PASURUAN, RadarBangsa.co.id — Pemerintah Provinsi Jawa Timur menggelar puncak peringatan Hari Anak Nasional (HAN) ke-42 tahun 2026 di destinasi wisata Pintu Langit, Prigen, Kabupaten Pasuruan, Selasa (28/7/2026). Acara ini dihadiri langsung Menteri Pemberdayaan Perempuan dan Perlindungan Anak (PPPA) Arifatul Choiri Fauzi atau Arifah Fauzi.
Suasana puncak HAN berlangsung meriah lewat penampilan ratusan siswa yang unjuk bakat di hadapan tamu undangan. Mereka menampilkan tari, pembacaan puisi, hingga atraksi dari polisi anak yang menjadi perhatian peserta acara.
Dalam sambutannya, Arifah mengapresiasi langkah Pemprov Jatim yang dinilai konsisten memberi ruang dan perlindungan bagi perempuan dan anak. Ia juga menyoroti layanan inovatif bernama Perisai Anak yang diluncurkan pemerintah provinsi tersebut.

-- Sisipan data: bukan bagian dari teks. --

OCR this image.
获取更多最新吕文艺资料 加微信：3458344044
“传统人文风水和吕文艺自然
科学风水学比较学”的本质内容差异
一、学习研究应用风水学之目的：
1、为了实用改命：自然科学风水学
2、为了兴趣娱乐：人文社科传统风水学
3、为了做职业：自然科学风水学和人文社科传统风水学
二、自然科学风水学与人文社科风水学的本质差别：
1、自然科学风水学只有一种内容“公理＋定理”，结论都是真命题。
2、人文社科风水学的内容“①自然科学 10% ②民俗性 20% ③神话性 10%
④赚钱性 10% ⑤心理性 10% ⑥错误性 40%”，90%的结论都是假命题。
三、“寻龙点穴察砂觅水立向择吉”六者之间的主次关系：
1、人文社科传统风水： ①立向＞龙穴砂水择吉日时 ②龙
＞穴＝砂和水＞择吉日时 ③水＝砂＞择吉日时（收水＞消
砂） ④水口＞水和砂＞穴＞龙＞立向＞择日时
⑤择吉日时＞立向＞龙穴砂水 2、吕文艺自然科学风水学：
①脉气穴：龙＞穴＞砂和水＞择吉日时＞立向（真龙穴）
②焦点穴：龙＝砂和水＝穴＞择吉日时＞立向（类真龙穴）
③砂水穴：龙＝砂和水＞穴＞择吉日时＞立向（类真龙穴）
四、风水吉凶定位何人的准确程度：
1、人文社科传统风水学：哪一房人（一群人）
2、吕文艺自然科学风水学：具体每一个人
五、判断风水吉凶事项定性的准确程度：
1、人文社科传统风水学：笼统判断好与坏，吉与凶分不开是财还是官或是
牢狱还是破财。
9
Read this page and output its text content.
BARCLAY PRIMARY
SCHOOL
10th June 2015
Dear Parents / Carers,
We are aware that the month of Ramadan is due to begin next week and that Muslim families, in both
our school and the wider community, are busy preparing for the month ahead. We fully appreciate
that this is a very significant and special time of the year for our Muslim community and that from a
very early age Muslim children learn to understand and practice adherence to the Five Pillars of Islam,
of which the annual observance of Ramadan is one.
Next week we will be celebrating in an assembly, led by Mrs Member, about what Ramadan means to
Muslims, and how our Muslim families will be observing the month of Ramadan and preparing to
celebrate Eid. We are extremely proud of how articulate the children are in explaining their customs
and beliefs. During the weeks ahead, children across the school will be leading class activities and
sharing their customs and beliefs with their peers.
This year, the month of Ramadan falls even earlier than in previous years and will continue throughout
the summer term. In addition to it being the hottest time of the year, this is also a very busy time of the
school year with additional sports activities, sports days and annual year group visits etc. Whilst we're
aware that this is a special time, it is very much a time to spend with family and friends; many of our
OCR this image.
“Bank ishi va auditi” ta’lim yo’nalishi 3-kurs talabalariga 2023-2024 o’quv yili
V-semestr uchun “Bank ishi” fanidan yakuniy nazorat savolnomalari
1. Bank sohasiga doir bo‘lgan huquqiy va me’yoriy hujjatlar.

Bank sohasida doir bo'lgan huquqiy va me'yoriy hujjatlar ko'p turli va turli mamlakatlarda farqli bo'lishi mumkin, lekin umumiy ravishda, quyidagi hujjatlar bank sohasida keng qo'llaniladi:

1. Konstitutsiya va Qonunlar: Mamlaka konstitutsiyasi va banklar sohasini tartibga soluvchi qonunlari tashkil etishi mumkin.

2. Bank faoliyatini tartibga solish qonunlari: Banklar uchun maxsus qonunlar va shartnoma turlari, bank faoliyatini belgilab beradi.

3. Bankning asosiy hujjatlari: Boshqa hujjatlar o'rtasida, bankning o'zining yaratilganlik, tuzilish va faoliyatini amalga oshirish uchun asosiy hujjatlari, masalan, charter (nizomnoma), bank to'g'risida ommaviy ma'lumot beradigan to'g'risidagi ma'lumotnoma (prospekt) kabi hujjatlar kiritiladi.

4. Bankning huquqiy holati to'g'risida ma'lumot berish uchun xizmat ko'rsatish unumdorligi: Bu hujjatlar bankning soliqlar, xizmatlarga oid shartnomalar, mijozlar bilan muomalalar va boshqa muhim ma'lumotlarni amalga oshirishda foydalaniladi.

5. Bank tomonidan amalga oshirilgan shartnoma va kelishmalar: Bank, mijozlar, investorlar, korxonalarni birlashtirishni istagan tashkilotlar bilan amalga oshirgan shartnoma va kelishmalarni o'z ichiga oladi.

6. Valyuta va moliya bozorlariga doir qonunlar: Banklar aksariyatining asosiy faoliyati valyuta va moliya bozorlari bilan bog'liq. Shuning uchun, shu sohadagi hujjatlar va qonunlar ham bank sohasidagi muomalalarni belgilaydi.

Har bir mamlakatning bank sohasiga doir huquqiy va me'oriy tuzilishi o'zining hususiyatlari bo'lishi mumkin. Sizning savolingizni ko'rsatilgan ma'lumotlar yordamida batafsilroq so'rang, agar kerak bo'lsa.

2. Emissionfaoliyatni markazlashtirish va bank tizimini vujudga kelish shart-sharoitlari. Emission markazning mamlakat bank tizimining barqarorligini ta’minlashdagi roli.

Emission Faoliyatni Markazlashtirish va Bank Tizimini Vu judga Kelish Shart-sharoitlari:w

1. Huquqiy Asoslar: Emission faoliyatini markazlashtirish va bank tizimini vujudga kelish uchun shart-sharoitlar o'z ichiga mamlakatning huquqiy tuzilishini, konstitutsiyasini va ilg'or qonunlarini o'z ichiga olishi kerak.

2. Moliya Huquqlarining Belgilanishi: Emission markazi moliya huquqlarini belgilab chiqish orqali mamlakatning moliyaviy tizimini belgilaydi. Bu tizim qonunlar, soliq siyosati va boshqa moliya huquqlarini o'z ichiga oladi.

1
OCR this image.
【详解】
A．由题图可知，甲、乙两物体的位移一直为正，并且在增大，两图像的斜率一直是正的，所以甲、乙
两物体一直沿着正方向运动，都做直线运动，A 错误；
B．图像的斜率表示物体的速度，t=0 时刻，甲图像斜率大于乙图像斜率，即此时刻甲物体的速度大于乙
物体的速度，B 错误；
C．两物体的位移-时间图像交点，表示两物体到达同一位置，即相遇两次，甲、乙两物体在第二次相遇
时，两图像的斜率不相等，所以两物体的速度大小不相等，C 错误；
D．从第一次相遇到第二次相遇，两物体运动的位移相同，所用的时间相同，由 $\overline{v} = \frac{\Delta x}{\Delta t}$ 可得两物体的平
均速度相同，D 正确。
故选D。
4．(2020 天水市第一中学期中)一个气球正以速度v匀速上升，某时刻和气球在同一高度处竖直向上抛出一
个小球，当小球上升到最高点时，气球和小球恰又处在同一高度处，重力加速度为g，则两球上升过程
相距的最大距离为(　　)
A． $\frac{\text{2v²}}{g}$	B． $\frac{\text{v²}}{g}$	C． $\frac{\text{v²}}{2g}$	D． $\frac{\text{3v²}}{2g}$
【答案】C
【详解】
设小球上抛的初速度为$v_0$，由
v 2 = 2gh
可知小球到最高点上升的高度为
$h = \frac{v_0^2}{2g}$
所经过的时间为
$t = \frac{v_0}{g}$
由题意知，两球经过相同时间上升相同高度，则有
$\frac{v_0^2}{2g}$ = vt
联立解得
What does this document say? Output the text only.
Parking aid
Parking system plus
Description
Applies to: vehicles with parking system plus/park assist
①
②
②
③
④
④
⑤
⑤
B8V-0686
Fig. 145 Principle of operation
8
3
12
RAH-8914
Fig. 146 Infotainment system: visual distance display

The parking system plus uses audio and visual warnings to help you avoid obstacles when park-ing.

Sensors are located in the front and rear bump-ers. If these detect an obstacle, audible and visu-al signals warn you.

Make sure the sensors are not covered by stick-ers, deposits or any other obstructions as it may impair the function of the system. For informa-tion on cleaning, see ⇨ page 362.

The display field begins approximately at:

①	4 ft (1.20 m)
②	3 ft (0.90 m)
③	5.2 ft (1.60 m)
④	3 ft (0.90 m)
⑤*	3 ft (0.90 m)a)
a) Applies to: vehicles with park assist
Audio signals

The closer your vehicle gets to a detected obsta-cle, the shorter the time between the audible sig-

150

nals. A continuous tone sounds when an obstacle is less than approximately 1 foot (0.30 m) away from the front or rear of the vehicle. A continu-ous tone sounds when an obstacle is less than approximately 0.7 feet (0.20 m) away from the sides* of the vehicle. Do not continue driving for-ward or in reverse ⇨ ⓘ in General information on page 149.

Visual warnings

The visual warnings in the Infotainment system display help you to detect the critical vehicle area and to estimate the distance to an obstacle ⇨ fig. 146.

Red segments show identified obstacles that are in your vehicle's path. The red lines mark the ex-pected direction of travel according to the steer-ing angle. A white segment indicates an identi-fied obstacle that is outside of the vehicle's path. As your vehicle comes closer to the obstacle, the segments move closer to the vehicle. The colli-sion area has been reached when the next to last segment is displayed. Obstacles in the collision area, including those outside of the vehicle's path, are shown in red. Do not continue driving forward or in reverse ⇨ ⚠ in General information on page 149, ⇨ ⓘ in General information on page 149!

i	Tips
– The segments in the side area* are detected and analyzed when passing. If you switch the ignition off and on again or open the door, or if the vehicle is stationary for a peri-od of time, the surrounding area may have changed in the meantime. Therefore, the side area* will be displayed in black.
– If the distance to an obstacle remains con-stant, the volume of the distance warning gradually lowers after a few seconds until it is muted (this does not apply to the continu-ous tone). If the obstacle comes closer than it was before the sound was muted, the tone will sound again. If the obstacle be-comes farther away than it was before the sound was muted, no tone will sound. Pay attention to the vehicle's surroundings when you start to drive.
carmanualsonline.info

“Pemprov Jatim benar-benar memberikan perlindungan nyata kepada perempuan dan anak. Bukti konkritnya adalah peluncuran layanan Perisai Anak yang siap memayungi warga di Jawa Timur,” ujar Arifah Fauzi.
Ia menegaskan, persoalan perempuan dan anak tidak bisa diselesaikan oleh satu instansi saja. Menurutnya, diperlukan kolaborasi lintas sektor yang melibatkan aparat penegak hukum hingga elemen masyarakat agar perlindungan bisa berjalan lebih efektif.
“Permasalahan perempuan dan anak mengharuskan semua pemangku kepentingan untuk ikut andil dalam penyelesaiannya. Kita tidak bisa bergerak sendiri-sendiri,” tegasnya.
Arifah juga mengingatkan orang tua agar memperketat pengawasan terhadap anak di era digital. Ia menilai media sosial dan perubahan gaya hidup menjadi tantangan baru yang perlu dihadapi dengan pengawasan yang lebih kuat dari keluarga.
“Kita sebagai orang tua wajib memantau aktivitas anak, terutama di media sosial yang pengaruhnya sangat luar biasa. Selain itu, bentengi mereka dari pergaulan bebas yang kini kerap disalahartikan sebagai bagian dari gaya hidup,” pungkasnya.